Он был очень милый пес. Но жестокое, судя по всему, детство непоправимо исказило его характер.
Он был ласков, но это отдавало лестью. Был весел, но за всяким весельем чувствовалась оглядка: „А не попадет ли?..“ Он искренно радовался нашему приходу, но стоило сделать неосторожное резкое движение, как он уже с визгом отскакивал в сторону, искал, куда бы забиться.
Мы звали его „трудный подросток“. Самое плохое, что, несмотря на все наши старания, он так и не поверил, кажется, в доброту людей.

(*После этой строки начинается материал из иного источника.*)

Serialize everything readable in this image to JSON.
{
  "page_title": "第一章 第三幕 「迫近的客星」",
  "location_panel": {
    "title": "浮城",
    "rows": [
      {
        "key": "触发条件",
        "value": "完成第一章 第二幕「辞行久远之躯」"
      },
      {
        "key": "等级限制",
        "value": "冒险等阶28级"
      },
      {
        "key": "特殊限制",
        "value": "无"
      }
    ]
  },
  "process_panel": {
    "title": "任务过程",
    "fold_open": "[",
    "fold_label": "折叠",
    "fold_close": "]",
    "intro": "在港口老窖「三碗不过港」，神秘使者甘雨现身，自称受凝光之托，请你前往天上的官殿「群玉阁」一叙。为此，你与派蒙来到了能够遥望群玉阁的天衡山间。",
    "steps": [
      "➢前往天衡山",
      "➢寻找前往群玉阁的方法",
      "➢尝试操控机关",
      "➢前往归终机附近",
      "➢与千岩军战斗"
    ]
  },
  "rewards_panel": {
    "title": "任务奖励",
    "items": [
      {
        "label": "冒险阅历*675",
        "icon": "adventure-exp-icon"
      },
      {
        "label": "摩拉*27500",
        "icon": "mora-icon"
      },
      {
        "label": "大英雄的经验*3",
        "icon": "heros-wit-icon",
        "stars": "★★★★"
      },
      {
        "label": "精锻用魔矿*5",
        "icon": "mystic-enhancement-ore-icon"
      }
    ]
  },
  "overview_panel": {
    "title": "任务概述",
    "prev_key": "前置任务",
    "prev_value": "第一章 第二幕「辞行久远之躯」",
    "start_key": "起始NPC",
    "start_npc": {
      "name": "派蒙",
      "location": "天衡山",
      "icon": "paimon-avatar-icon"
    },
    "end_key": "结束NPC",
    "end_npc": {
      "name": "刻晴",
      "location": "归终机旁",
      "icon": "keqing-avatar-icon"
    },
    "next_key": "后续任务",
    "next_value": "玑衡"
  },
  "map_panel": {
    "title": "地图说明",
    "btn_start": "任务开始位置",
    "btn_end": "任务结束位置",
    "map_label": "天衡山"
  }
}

Дальнейшая судьба Яшки такова. С конца весны он стал жить у Закидухи. Ближе к осени он к Роберту Ивановичу почему-то охладел и прибился к некоему Толику, который был тем замечателен, что целыми днями шаркал по маршруту „дом — магазин“ с авоськой, полной то пустых, то непустых бутылок. А Яшка, надо заметить, обожал ходить в магазин. Звать его стали Цыганом.
Когда Толик куда-то сгинул, Яшка-Цыган так и остался возле нашей торговой точки в стае себе подобных. Он, я думаю, и сейчас там. Если, конечно, шкуродеры или санэпидстанция не вмешались в плавное течение его собачьей жизни.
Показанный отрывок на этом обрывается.